Early detection of chronic kidney diseaseBMJ 2008; 337 doi: https://doi.org/10.1136/bmj.a1618 (Published 01 October 2008) Cite this as: BMJ 2008;337:a1618
- J Feehally, consultant nephrologist1,
- K E Griffith, general practitioner2,
- E J Lamb, consultant clinical scientist3,
- D J O’Donoghue, national clinical director for kidney care for England45,
- C R V Tomson, consultant nephrologist6
- 1University Hospitals of Leicester NHS Trust, Leicester LE5 4PW
- 2Wenlock Terrace Surgery, York
- 3East Kent Hospitals NHS Trust, Canterbury
- 4Department of Health, London
- 5Salford Royal Hospitals Foundation Trust, Salford
- 6North Bristol Hospitals NHS Trust, Bristol
- Correspondence to: J Feehally
- Accepted 6 July 2008
The number of patients receiving long term renal replacement therapy in the United Kingdom is growing inexorably and treatment already consumes more than 2% of the total NHS budget. The cost of managing patients who present late in the course of progressive chronic kidney disease, the evidence that progression can be slowed or halted, and evidence that chronic kidney disease is associated with increased risk of cardiovascular disease have focused attention on how to optimise the management of early disease in primary care. Policies and guidelines have been designed to improve the recognition, management, and referral of patients with chronic kidney disease by non-specialists. However, the routine laboratory estimation of glomerular filtration rate (GFR) using the simplified modification of diet in renal disease (MDRD) equation has proved controversial.1 Here we describe the UK policies on identifying and managing chronic kidney disease and address some of the concerns about estimating GFR.

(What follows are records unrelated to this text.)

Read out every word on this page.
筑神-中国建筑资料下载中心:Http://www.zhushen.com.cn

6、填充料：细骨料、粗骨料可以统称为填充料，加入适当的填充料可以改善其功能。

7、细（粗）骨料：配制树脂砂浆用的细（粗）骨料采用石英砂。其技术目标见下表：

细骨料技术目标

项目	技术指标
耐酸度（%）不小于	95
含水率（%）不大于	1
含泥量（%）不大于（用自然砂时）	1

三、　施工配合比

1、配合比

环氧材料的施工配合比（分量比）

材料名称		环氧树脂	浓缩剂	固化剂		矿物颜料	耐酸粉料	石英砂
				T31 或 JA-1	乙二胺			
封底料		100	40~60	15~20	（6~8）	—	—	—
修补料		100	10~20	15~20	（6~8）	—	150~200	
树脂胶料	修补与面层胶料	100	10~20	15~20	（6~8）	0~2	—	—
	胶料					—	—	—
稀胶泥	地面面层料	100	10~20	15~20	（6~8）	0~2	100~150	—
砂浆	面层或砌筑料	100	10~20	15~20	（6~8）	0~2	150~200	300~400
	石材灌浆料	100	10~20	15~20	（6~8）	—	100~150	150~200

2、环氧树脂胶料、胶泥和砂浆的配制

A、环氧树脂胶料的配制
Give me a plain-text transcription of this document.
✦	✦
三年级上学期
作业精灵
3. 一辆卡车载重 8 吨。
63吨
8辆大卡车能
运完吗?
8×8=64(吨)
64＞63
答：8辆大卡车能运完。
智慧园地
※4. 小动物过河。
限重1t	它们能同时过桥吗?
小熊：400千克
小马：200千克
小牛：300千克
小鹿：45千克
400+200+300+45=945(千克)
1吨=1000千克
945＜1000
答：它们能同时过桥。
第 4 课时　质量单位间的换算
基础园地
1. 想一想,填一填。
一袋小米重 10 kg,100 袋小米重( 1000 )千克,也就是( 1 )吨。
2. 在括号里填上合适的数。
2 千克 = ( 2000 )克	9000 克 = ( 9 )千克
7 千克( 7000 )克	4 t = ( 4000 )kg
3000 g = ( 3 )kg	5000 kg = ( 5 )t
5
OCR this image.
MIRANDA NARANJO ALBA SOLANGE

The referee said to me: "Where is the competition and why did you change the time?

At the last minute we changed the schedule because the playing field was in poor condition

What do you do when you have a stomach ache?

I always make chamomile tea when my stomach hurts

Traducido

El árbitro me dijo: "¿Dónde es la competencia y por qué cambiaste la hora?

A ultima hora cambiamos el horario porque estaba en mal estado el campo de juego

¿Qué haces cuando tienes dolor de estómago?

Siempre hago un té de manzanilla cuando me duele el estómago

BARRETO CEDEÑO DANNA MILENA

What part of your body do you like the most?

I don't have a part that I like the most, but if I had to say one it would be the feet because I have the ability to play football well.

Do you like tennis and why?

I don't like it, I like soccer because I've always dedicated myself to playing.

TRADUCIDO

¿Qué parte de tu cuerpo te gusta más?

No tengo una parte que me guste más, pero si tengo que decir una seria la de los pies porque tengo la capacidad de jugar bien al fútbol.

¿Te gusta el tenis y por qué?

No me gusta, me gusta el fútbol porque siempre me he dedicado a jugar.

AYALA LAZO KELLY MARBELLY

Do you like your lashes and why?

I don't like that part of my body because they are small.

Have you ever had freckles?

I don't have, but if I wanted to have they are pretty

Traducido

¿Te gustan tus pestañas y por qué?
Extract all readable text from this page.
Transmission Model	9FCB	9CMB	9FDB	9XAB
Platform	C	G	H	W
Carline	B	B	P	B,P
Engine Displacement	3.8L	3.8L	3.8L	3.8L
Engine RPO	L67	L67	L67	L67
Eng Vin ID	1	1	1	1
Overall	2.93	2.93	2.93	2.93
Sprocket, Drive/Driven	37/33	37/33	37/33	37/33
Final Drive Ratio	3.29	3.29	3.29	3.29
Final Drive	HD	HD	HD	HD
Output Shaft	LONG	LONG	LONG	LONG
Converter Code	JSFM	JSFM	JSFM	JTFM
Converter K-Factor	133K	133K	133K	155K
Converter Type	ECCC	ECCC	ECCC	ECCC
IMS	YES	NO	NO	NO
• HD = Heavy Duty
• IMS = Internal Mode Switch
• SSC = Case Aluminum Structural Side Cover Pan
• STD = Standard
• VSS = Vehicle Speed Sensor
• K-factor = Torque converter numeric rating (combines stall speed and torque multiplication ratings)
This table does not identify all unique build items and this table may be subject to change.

Strategic purpose of estimating GFR
The NHS leads the world in the development of a coherent strategy to improve the quality of care for people with chronic kidney disease. The national service framework for renal services for England was introduced in response to recognition of the growth (and cost) of the treatment of established renal failure.2 3 Renal replacement therapy costs around £30 000 (€37 000; $53 000) a year for each patient, and late referral may cost a further £15 000. The framework adopted a five stage classification of chronic kidney disease based in part on GFR and recommended systematic monitoring of kidney function in at risk populations—those with hypertension, diabetes, vascular disease, urological abnormalities, a family history of kidney disease, or taking drugs that can affect kidney function.